第34話 透子の反撃
そのままだったら、二人はまたそういうことをしていただろう。
ところが、そうはならなかった。
部屋の襖が開いたからだ。
「和樹、それに観月! な、なにしてるの?」
透子が呆然とした様子で和樹たちを見下ろしていた。透子もまだ青色のパジャマ姿だった。
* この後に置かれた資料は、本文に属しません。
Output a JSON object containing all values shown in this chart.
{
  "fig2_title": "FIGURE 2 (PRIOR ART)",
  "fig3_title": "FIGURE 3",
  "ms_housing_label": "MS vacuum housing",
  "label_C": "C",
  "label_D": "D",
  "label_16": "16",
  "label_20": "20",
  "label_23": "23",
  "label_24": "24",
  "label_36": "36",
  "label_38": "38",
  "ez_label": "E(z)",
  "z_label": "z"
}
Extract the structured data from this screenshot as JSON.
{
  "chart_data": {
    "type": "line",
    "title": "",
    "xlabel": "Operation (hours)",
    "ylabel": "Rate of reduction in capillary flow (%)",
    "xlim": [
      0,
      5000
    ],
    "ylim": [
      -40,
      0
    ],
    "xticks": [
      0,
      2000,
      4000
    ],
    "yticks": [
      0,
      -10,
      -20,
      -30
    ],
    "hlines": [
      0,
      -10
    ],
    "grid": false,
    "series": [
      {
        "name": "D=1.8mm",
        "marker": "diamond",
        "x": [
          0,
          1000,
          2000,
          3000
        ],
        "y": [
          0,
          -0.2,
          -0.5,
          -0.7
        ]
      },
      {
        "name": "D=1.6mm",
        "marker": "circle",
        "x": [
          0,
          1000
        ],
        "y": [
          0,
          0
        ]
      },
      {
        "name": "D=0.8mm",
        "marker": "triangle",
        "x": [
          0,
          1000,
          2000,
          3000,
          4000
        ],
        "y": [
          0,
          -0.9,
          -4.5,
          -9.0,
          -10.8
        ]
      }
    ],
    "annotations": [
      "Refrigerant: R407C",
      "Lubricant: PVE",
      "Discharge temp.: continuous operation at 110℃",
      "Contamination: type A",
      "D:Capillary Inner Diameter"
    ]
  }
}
裸の和樹が裸の観月に覆いかぶさっていて、布団の上にいて……。
何をしていたかは、一目瞭然ではないだろうか。
それでも、透子は眼の前の光景を信じたくないようだった。
「み、観月がもう起きているか見に行ったら空っぽで、和樹の部屋に行ったら……」
二人が裸で同じ布団にいたというわけだ。
(こ、これは気まずい……)
透子は和樹のことが好きで、今でも婚約者のつもりなのだ。
しかも、昨日、バスタオル姿の透子は風呂場で和樹に「子作りをしてほしい」と迫ったのだった。
そんな透子からしてみれば、和樹が義妹と子作りをしたのはショックだろう、
と、透子は首を横に振る。
「ま、まだ未遂なのよね? 私は間に合ったんだよね?」
「えっと、透子……。俺は……」
和樹が言い淀んでいると、観月がそんな和樹を手で制した。
そして、観月は裸のまま布団の上に座ると、まっすぐに透子を見据える。
「わたし、兄さんとしました。わたしが兄さんの初めての女の子です」
透子がくらっとふらつく。そのままだと倒れて怪我をしそうだったので、慌てて和樹は立ち上がり、透子を支える。
透子は涙目で和樹を見つめる。透子の身体は華奢でとても軽かった。
「どうして私じゃダメなの……?」
「透子じゃダメだなんて、言ってないよ」
「でも、和樹は観月とそういうことしたんでしょう?」
「そう。たしかに、俺は……観月が一番大事だ」
和樹はそう言った。布団の中の観月が「あっ」と嬉しそうな声を上げる。
反対に透子は子どもみたいに泣き出してしまう。
「私、ずっと昔から和樹と結婚するつもりだったのに!」
「ご、ごめん。透子」
「謝るなら、私を選んでよ」
透子の懇願に、和樹はうなずくことができなかった。
なぜなら、和樹の一番は、義妹の観月だから。
透子は目に涙をためたまま、観月を睨む。
「……絶対に和樹を取り戻してみせるんだから!」
「透子さんにはできませんよ」
「できるわ。私も……和樹とすれば、いいのよね?」
透子はそう言って、裸の和樹に抱きしめられたまま、頬を赤らめた。